A way to reverse cell aging has been discovered

Scientists at the Fritz Lipmann Institute have uncovered a previously unknown mechanism of mitochondrial aging: with age, levels of a key lipid — phosphatidylcholine — drop sharply in cells, and it is precisely this that triggers the degradation of the "cellular power plants." Most encouragingly, the deficit can be replenished through ordinary diet. The results of the study have been published in the journal Nature Communications (NatCom).

The scientists used C. elegans worms, human tissue samples, and human cell cultures as models. In all three systems, the picture turned out to be the same: phosphatidylcholine synthesis is steadily suppressed as the organism ages. This lipid serves as the primary building material of the outer mitochondrial membranes — without it, the membranes lose their flexibility, the mitochondria begin to fragment, and they become increasingly poor at distributing energy.

"You can imagine the entire system as a branching electrical network that increasingly degrades with age: connections break, currents come to a halt," biologist Maria Ermolaeva figuratively described the process.

When phosphatidylcholine or choline — its dietary precursor — was added to the worms' food, the mitochondria returned to a younger, more flexible state.

"We ourselves were surprised by how strongly this molecule affects the structure, connectivity, and function of mitochondria," noted first author Tatiana Polezhaeva.

Analysis of human tissue samples revealed two important patterns.

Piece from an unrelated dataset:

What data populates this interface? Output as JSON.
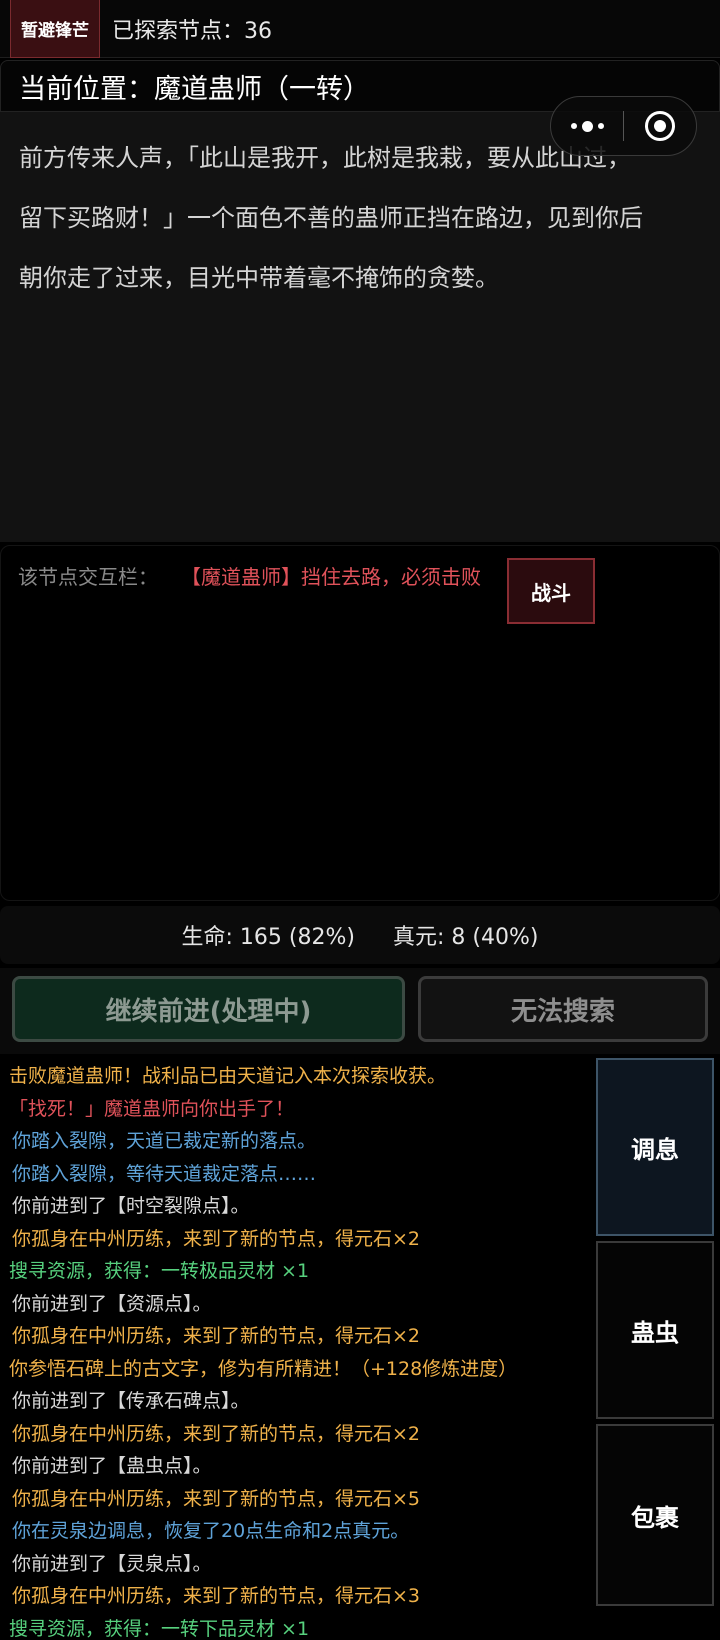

First, low phosphatidylcholine levels were more frequently recorded in people with diabetes and obesity, while high levels correlated with fast walking speed and good memory — recognized markers of healthy aging. Second, a notable difference between sexes was discovered: in men, the decline in lipid levels occurred gradually, whereas in women it accelerated sharply around the time of menopause. This fact may explain the sudden drop in energy that many women experience during this period of life.

The study authors emphasized that phosphatidylcholine deficiency is only one factor in mitochondrial aging, yet a significant one: its correction through diet opens a realistic and accessible pathway to slowing cellular aging.